Bir zamanlar, ormanın birinde bir sincap yavrusu yaşıyormuş. Ormandaki bütün hayvanların sevdiği sevimli bir yavruymuş bu. İşte bu yavru, yaz tatilinin bitip okulların açıldığı gün okula gitmek istememiş. Okumadan da..
Bir zamanlar, ormanın birinde bir sincap yavrusu yaşıyormuş. Ormandaki bütün hayvanların sevdiği sevimli bir yavruymuş bu.
İşte bu yavru, yaz tatilinin bitip okulların açıldığı gün okula gitmek istememiş. Okumadan da ormanda dolaşarak birçok şey öğrenebilirim, diyormuş kendi kendine.
Ama sincabın bütün arkadaşları okula gidince bizim yavru sincap tek başına kalmış. Evde oturup televizyon izleyerek, oyuncaklarıyla oynayarak vakit geçirmeye çalışmışsa da olmamış. Bir süre geçtikten sonra canı sıkılmaya başlamış.
Ormanda dolaşarak oynamak için kendine arkadaş aramış, hangi çınar ağacına gittiyse eli boş dönmüş, oynayabileceği bir tek yavru sincap yokmuş.
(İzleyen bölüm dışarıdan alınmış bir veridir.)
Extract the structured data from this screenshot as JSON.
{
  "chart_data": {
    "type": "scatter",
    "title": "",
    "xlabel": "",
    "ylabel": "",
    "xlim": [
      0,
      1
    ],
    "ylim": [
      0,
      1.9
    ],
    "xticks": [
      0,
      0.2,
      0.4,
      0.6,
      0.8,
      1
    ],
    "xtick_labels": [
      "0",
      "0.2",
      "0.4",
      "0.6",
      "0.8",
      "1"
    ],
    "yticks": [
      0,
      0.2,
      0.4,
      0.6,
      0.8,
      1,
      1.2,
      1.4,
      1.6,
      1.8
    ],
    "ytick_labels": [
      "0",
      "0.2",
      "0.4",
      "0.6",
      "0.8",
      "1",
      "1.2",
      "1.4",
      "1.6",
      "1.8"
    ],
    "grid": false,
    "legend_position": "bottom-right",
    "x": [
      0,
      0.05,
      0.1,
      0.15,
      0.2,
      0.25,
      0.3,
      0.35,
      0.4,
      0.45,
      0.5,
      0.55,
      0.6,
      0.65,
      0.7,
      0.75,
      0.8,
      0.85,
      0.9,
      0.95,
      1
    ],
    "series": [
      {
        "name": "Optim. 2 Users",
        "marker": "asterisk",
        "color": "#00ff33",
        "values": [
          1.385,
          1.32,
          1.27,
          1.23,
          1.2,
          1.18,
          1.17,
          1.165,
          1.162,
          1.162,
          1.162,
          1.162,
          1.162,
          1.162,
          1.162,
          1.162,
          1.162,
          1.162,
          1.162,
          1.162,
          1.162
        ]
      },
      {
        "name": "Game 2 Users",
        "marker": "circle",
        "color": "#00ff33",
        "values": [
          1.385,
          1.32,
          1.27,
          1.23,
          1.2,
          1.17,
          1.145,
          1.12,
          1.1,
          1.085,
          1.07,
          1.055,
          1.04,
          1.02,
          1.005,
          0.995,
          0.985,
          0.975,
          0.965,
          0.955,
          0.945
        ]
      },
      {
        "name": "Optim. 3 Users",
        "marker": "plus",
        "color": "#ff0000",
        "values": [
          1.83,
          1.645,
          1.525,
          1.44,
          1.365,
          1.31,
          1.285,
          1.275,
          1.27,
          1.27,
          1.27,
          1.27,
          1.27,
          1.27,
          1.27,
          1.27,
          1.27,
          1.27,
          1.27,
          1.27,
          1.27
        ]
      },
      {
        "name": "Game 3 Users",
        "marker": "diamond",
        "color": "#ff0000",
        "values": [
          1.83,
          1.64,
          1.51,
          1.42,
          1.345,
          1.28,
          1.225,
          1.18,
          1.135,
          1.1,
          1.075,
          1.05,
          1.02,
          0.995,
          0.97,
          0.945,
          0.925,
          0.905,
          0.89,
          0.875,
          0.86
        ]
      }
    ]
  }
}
–Ben de değirmenci kaplumbağa amcaya giderim, demiş kendi kendine. O bana masallar anlatarak beni eğlendirir.
Böylece değirmenin yolunu tutmuş. Değirmene gelince kapısının kapalı olduğunu görmüş. Çevresine bakmış, kimseleri görememiş. Yavru sincap, kaplumbağa amcanın uyuyakaldığını düşünerek değirmenin kapısını çalmış. Ama açan olmamış. Değirmenin kapısına asılı yazılı bir kâğıt varmış. Yavru sincap okuma bilmediğinden kâğıttaki yazının ne olduğunu anlayamamış. ‘Kaplumbağa amca değirmende olmadığına göre, kente un götürmeye gitmiştir,’ diye düşünerek evinin yolunu tutmuş.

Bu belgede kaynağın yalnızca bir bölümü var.